Yukarıda söyledik ya, “güvenlik güçleri öylesine iş yapıyor” dedik ya, işte bu yazdıklarımız buna çarpıcı bir örnek oluşturuyor. Ne günlere kaldık, neler yaşıyoruz, bunlara inanansımız gelmiyor. Yasak olan her şey bu meydanda, bu kutlamalarda var. Katılanlar PKK, Öcalan, KCK ve YPG lehine sloganlar atarak yeri göğü inletmişler. Hemen herkesin elinde dikkat ediniz ya PKK bayrakları ya Öcalan posterleri var. Ortada tam anlamı ile bir komedi oynanıyor.

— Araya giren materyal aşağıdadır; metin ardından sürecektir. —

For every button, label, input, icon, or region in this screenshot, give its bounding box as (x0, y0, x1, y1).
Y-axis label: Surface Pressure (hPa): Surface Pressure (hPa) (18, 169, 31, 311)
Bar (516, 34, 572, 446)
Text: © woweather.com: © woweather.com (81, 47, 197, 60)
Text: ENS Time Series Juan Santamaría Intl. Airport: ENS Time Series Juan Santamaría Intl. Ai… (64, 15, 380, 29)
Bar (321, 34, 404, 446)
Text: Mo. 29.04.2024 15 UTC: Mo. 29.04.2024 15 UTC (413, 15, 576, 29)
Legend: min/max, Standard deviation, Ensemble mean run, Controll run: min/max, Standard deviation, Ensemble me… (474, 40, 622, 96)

Böyle bir yönetim şeklini düşünebiliyor musunuz?

                                                      

                                                           Sözün bittiği noktadayız. “Barış süreci” ile başlatılan ve PKK’nın at koşturduğu bugünkü durum artık milletin sabrını taşırma noktasına gelmiş bulunuyor. Bu yapılanlar, söylenenler, kutlamalar bizim gibi herkesin kanına dokunuyor. Gezi eylemcilerine göz açtırmayanlar, söz PKK olunca sesleri çıkmıyor. “Süreç zarar görmesin” diyerek her türlü kanunsuzluğa göz yumuluyor. Bugün milletini, toprağını, ülkesinin çıkarlarını korumak suç olurken, yıkıcı hareketin içinde bulunmak, PKK’yı savunmak neredeyse suç olmaktan çıkarılmış durumda bulunuyor.

HER TARAFTAN TEHDİT YAĞIYOR

PKK, yıkıcılık faaliyetlerini bırakmadı. Karayılan mesaj üzerine mesaj yayınlıyor, tehdit üzerine tehdit savuruyor. “Biz, kendi profesyonel ordumuzu kuruyoruz” diyor. “AKP Hükümeti isteklerimizi yerine getirmez, adım atmazsa bir tek PKK’lı yerinden oynamayacaktır” diyor. Öcalan İmralı’dan haber gönderiyor ve “Süreç tıkanmak üzere, beklediğimiz adımlar atılmazsa ben bu işten çekileceğim” diyor. PKK’nın siyasi uzantısı BDP milletvekilleri yaptıkları her açıklamada hem hükümeti, hem Türk milletini tahdit ediyor ve “İsteklerimiz ve verilen sözler yerine getirilmelidir” diyorlar.

                                                         Zaten aylardır Güneydoğu, PKK ve yandaşları tarafından neredeyse “kurtarılmış bölge” haline getirildi. Terör örgütü buralarda kendi güvenlik birimlerini bile oluşturdu. Araç ve kimlik kontrolleri bu birimlerce yapılıyor. Dağlar, tepeler, meydanlar, caddeler PKK bayrakları ve Öcalan posterleri ile donatılmış. Hiçbir güvenlik gücü de bunlara müdahale etmiyor. Sanki buralardan devlet çekilmiş, bu boşluğu PKK ve yandaşları doldurmuş görüntüsü ağırlık basıyor. Bölgeye giden ve buradan izlenimlerini bizlerle paylaşan meslektaşlarımızın söyledikleri de bu yazdıklarımızdan farksız. Böyle bir durumdan endişe duymasanız da hangi durumdan duyarsınız?